Engagement on the design of the modernized federal homelessness program
Over the past year, the Government of Canada consulted with stakeholders, provinces, territories, Indigenous partners, and people with lived experience of homelessness on how to modernize programming to better prevent and reduce homelessness across Canada. These consultations were guided by the work of an Advisory Committee of experts and stakeholders in the field of homelessness, and chaired by Parliamentary Secretary Adam Vaughan (Housing and Urban Affairs) and consisted of 10 roundtables across the country.
The Government also launched an online feedback survey that was open from July 17 to September 15, 2017 seeking input from all Canadians and organizations with ideas and suggestions on how to prevent and reduce homelessness in Canada.
Throughout the engagement activities undertaken in 2017, the Government heard from a wide diversity of individuals, organizations and partners across the country on how to better tackle homelessness.
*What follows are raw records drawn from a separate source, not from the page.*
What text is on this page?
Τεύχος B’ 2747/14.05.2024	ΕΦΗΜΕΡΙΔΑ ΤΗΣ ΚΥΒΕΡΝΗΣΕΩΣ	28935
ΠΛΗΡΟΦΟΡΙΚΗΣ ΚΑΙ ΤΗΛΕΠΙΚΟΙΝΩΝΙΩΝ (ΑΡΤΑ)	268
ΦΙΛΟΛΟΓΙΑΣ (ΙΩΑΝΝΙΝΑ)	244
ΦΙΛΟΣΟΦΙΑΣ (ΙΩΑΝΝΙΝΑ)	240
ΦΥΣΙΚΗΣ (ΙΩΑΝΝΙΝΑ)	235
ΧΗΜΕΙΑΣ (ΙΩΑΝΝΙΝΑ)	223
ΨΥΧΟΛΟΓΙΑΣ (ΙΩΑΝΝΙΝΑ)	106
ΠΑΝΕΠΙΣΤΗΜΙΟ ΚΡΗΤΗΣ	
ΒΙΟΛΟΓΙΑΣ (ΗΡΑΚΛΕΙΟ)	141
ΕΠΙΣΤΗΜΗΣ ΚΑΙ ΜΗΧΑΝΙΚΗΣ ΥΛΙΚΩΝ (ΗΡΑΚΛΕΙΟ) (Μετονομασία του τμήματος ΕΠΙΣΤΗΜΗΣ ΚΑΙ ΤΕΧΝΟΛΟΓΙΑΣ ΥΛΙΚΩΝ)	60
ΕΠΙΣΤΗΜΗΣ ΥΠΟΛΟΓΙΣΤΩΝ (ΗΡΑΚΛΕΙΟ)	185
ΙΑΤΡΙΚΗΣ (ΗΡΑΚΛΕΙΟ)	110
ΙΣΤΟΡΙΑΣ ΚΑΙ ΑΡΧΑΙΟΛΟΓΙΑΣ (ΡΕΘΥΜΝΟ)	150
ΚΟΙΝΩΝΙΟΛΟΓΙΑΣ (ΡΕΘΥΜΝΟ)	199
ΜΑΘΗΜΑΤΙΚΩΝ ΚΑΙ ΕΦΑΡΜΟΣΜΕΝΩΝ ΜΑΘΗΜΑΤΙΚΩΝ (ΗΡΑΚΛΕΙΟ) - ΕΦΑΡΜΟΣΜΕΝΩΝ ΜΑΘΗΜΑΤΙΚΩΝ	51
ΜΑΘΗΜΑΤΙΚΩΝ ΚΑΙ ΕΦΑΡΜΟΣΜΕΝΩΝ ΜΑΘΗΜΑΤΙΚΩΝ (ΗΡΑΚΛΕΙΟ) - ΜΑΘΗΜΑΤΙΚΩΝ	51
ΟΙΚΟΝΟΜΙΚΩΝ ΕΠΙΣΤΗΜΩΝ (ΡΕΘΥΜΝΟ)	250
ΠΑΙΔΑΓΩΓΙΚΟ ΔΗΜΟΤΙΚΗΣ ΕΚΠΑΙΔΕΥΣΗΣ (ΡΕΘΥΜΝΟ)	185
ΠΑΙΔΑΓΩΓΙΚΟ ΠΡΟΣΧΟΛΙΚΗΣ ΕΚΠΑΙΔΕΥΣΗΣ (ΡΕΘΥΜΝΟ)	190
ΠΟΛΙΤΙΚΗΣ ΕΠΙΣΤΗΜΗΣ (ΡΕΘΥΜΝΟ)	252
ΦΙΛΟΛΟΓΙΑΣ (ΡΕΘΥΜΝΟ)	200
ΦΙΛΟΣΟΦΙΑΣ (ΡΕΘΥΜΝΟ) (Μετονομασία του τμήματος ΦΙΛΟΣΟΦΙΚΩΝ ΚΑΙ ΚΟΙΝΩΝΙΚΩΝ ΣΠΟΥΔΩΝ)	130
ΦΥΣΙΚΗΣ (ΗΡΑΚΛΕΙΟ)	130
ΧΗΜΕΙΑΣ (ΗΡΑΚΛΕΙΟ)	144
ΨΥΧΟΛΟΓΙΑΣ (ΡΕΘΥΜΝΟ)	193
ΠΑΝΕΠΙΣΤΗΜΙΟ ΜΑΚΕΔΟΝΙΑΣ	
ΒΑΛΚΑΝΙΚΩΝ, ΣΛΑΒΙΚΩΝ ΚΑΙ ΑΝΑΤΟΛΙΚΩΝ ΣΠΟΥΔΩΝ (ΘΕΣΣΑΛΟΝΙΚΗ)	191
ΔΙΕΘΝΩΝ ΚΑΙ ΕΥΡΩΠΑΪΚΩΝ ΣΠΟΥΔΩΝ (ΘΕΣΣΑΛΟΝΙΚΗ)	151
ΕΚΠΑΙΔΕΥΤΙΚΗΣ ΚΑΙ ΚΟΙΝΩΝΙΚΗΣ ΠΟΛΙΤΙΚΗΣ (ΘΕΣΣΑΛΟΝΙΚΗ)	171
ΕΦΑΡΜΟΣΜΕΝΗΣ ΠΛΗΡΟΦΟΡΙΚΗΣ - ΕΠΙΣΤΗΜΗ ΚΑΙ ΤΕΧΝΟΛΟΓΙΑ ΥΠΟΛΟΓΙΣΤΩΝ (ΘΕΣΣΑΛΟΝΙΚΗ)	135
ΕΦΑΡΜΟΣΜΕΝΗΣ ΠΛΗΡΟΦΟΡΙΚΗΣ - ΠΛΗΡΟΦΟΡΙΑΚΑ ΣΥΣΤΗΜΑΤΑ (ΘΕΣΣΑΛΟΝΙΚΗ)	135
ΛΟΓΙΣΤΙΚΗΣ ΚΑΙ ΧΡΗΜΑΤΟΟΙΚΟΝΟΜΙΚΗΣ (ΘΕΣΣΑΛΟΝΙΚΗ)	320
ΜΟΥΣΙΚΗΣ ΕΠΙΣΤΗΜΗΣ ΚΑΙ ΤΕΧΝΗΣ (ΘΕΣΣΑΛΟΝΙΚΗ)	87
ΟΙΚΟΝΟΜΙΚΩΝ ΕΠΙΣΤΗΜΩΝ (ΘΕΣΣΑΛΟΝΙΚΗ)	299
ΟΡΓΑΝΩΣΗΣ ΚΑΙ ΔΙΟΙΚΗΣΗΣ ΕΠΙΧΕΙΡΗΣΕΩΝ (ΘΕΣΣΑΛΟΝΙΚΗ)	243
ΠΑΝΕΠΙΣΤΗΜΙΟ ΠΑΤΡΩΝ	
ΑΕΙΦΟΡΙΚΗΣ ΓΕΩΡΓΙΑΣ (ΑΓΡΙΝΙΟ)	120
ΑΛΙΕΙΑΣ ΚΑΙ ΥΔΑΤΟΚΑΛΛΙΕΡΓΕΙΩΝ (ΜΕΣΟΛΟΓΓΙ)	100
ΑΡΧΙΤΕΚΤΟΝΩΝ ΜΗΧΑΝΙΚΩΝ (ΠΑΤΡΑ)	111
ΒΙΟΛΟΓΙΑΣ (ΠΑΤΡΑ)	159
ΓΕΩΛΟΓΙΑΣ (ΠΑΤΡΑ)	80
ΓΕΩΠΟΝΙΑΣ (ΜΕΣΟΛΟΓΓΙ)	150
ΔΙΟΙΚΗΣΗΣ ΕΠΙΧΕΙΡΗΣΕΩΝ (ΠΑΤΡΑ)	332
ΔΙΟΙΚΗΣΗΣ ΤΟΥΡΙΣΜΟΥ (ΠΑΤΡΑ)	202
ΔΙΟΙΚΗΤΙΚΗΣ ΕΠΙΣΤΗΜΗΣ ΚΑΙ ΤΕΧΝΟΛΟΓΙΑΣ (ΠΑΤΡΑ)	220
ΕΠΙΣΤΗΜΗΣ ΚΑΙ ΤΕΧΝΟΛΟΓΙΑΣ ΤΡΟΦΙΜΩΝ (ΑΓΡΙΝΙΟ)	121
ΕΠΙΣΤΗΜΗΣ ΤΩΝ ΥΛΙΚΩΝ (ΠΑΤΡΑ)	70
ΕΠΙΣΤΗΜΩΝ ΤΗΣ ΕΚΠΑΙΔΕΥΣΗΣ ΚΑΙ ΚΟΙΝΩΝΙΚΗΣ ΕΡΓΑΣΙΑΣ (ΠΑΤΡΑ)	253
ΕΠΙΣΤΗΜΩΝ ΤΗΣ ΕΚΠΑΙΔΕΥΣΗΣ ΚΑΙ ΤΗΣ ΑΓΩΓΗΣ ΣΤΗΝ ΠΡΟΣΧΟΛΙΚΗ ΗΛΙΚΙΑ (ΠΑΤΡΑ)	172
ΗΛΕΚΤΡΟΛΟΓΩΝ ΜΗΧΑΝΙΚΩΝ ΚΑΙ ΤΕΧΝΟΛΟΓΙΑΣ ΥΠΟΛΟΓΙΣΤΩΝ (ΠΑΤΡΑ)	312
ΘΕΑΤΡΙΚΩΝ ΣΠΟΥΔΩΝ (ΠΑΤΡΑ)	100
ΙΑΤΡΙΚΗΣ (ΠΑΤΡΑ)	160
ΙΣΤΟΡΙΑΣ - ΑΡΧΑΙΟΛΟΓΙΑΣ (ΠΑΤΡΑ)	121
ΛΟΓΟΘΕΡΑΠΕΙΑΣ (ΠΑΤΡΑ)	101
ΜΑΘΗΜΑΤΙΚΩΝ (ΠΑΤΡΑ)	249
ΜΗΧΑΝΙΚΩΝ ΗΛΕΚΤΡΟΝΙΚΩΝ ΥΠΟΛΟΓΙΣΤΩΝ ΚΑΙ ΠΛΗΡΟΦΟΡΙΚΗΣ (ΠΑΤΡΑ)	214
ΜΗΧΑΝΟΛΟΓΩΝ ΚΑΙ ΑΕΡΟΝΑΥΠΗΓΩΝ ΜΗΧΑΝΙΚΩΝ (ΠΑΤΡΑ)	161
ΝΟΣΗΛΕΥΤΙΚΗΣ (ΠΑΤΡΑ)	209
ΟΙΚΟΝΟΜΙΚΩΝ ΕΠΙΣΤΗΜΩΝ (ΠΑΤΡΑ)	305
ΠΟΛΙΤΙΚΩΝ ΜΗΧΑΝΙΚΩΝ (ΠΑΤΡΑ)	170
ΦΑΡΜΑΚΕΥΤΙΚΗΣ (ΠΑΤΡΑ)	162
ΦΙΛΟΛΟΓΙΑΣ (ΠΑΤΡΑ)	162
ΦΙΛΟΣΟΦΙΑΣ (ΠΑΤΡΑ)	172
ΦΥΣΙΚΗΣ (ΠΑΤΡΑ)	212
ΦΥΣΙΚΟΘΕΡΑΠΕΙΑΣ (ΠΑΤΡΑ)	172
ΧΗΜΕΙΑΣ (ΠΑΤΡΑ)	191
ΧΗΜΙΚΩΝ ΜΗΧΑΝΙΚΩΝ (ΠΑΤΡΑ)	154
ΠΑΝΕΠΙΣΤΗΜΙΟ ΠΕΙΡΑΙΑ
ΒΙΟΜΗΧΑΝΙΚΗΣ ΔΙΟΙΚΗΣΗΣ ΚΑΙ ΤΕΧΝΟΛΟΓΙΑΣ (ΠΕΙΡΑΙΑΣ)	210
The Homelessness Partnering Strategy Engagement—What We Heard Report 2018 contains highlights from feedback received throughout the consultation process. The Government released the Advisory Committee on Homelessness’ Final Report and the Homelessness Partnering Strategy—What We Heard Report on May 18, 2018.
Highlights of Reaching Home
Expanding the program’s reach
Throughout the engagement process, the Government heard that the greatest asset of the current Homelessness Partnering Strategy is that it is a community-based program. Through Reaching Home, the Government will reinforce this approach, and expand program reach to new Designated Communities. New communities will be added through an open and transparent application process to be launched later in 2018. This expansion will not affect the funding received by the existing 61 Designated Communities, as funding for these communities will not decrease.
More flexibility for communities under an outcomes-based approach
The Government of Canada has heard that quickly providing people with independent and permanent housing first, and then providing additional supports and services, is a proven way to reduce homelessness. These approaches will continue to be a priority across communities, however we heard from stakeholders and community partners that greater flexibility in how funding could be used was needed.
Building on the successful adoption of Housing First as a best practice, the Government will work with communities to develop and deliver data-driven system plans with clear outcomes. This new outcomes-based approach will give communities greater flexibility to identify, test, and apply innovative solutions and evidence-based practices that achieve results for vulnerable Canadians, including the National Housing Strategy target of a 50 % reduction in chronic homelessness as well as prevention-based outcomes that stem the flow of at-risk communities into homelessness. This will keep decision making where it should be, at the local level, and will give communities greater flexibility to address local priorities, including using housing first approaches, homelessness prevention, and programming designed to meet the needs of different vulnerable populations (for example, youth, women and children fleeing violence, racialized communities, and veterans) for whom housing first investments may need to be supplemented by other investments and supports.
Addressing Indigenous homelessness
In alignment with the recommendations of the Advisory Committee on Homelessness, the Government recognizes the need to address the over-representation of Indigenous people in Canada’s homeless population. While Indigenous people are eligible for services under all funding streams of the program, through Reaching Home, the Government will increase dedicated funding for Indigenous-led homelessness initiatives to support the availability of culturally-appropriate services.
Addressing Homelessness in the territories
Reaching Home will create a new Territorial Homelessness stream that will collapse existing regional funding streams into a single envelope. This stream will retain the community-based nature of the program while offering more flexibility in how funding can be used to address the unique homelessness challenges in the territories.
Introduction of Coordinated Access
Reaching Home will support knowledge collection and sharing as well as introduce coordinated access as a program priority. Coordinated Access will help communities shift toward a more coordinated and systems-based approach to addressing homelessness. To support this transformation, federal funding will be provided to Designated Communities to help them implement coordinated access, including adopting the necessary Information Technology infrastructure. Adopting a federal focus on this approach was a key recommendation of the Advisory Committee on Homelessness. The goal of Coordinated Access is to help communities ensure fairness, prioritize people most in need of assistance, and match individuals to appropriate housing and services in a more streamlined and coordinated way. This will translate to better outcomes for individuals and for the community as a whole. Several Canadian communities have already made progress towards its implementation.
Shifting towards Coordinated Access also means that communities will gather more comprehensive data on their local homeless population. In time, communities will be able to establish baselines against which progress toward important outcomes—like the reduction of chronic homelessness—can be measured. This will allow them to identify trends so they can celebrate and share successes and determine where more focus is warranted.